Tuesday, June 26, 2012
Cézanne to Picasso
Cézanne to Picasso: Paintings from the David and Peggy Rockefeller Collection was an intimate installation that highlights a group of nine exceptional early modern European paintings that have been promised over the years to The Museum of Modern Art by David and Peggy Rockefeller. Thematically, the ensemble provided a small survey of portraiture, landscape, and still-life painting during the early period of modern art. Featuring superb examples of Post-Impressionist, Fauvist, and Cubist painting, ranging from Paul Cézanne’s Still Life with Fruit Dish (1879–80) to Pablo Picasso’s The Reservoir, Horta de Ebro (summer 1909), this presentation of the early flowering of modern art celebrated the Rockefellers’ longstanding generosity to the Museum. Cézanne to Picasso: Paintings from the David and Peggy Rockefeller Collection is organized by Ann Temkin, Marie-Josée and Henry Kravis Chief Curator, Department of Painting and Sculpture, The Museum of Modern Art, and was on view in The Mercedes T. and Sid R. Bass Gallery on the fifth floor from July 17 to August 31, 2009.
Mr. Rockefeller’s association with MoMA began in his childhood when he often visited the galleries with his mother, Abby Aldrich Rockefeller, who, along with Miss Lillie P. Bliss and Mrs. Cornelius J. Sullivan, founded the Museum in 1929. He has served the Museum with great distinction in many capacities, including two terms as Chairman of the Board of Trustees and in his present position as Honorary Chairman.

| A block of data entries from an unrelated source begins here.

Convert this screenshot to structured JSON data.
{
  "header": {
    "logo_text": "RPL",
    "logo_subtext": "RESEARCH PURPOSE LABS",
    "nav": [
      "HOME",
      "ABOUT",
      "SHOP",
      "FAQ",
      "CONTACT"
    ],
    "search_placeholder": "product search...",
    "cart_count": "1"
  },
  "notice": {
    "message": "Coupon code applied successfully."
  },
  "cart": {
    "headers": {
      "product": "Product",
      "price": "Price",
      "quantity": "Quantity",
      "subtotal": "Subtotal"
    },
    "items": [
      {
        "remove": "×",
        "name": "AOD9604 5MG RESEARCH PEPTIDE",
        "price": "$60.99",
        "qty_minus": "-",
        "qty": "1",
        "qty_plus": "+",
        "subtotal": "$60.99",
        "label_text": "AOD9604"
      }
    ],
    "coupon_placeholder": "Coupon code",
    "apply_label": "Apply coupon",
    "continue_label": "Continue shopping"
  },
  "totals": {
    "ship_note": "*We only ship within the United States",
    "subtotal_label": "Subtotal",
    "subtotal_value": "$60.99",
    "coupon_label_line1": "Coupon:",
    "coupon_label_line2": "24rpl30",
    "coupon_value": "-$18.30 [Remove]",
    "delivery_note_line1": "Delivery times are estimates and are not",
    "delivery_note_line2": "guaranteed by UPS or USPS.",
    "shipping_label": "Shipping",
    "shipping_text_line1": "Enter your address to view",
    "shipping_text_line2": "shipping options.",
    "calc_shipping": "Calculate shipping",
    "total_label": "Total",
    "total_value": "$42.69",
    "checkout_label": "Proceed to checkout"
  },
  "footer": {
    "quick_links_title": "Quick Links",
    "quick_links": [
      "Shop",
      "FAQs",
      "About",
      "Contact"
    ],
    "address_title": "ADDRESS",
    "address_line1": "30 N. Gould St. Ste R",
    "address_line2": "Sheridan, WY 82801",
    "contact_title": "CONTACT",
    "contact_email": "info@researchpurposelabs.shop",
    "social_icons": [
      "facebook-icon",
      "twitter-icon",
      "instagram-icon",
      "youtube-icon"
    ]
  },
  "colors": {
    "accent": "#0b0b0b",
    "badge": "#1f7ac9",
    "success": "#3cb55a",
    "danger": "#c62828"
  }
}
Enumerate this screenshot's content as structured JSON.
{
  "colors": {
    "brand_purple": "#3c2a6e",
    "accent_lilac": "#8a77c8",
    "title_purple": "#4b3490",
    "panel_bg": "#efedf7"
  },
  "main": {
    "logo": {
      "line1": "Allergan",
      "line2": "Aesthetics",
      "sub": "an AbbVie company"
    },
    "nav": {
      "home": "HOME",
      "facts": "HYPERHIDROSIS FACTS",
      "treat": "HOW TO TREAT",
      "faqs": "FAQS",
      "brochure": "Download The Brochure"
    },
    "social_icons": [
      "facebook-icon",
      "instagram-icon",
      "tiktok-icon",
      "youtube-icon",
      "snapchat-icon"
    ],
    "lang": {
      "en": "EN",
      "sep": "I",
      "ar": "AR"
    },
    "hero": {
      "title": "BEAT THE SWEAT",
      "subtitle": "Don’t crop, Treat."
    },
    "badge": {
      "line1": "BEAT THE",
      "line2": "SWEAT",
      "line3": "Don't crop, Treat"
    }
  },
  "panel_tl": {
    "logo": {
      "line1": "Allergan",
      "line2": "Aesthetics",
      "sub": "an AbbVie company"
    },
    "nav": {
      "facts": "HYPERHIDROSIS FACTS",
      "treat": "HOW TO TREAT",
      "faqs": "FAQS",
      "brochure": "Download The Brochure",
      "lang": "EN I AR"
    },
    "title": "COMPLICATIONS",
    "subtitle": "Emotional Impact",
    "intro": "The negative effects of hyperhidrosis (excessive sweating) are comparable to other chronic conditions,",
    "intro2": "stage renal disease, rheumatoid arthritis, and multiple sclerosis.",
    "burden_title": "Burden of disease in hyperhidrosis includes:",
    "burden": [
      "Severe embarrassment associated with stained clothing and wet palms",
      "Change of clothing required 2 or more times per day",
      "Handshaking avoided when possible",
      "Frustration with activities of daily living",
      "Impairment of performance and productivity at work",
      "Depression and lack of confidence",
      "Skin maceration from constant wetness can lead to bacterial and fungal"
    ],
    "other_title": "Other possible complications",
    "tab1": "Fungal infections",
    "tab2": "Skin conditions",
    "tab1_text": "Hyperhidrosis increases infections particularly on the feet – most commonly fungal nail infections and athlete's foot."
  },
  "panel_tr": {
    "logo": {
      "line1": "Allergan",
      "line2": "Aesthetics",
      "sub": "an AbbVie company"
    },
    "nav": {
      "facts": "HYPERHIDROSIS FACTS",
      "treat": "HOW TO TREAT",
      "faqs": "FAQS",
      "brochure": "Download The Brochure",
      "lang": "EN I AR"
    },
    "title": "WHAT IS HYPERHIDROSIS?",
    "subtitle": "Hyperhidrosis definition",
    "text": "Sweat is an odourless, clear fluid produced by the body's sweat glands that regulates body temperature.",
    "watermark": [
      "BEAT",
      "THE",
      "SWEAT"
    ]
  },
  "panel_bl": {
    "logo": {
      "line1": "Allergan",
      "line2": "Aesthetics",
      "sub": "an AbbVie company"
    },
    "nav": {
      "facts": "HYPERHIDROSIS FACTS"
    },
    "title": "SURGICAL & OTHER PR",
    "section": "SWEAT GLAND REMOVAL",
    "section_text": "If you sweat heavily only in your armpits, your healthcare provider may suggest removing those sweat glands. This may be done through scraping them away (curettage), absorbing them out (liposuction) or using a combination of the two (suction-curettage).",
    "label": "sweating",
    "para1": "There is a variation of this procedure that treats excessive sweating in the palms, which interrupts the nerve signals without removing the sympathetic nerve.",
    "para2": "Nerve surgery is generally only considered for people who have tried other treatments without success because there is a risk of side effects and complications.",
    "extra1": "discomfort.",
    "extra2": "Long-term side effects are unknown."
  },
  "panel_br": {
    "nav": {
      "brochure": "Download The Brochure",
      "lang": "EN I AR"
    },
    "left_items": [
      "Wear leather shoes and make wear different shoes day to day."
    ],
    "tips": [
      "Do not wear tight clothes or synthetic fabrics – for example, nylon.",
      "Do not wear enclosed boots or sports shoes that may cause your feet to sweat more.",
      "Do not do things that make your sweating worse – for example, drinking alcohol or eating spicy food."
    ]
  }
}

The installation began with four works associated with Post-Impressionism: Cézanne’s Still Life with Fruit Dish
and Boy in a Red Vest (1888-90),
Paul Gauguin’s Portrait of Jacob Meyer de Haan (1889),
and Paul Signac’s Opus 217. Against the Enamel of a Background Rhythmic with Beats and Angles, Tones, and Tints, Portrait of M. Félix Fénéon in 1890 (1890).
Fauvist works by Henri Matisse and André Derain feature the radical color palette that the artists developed together in the summer of 1905 in Collioure, France.
In Interior with a Young Girl (Girl Reading) (1905–06), Matisse painted his daughter Marguerite in nearly as many colors as the fruit on the table beside her.
In Charing Cross Bridge (1906 or 1907), Derain ignores the customary gray of the London sky, rendering it instead with imaginative colors.
These two works are followed by Georges Braque’s The Large Trees, L’Estaque (1906-07) and Raoul Dufy’s The 14th of July at Le Havre (1907).
The installation concluded with Picasso’s cubist landscape The Reservoir, Horta de Ebro.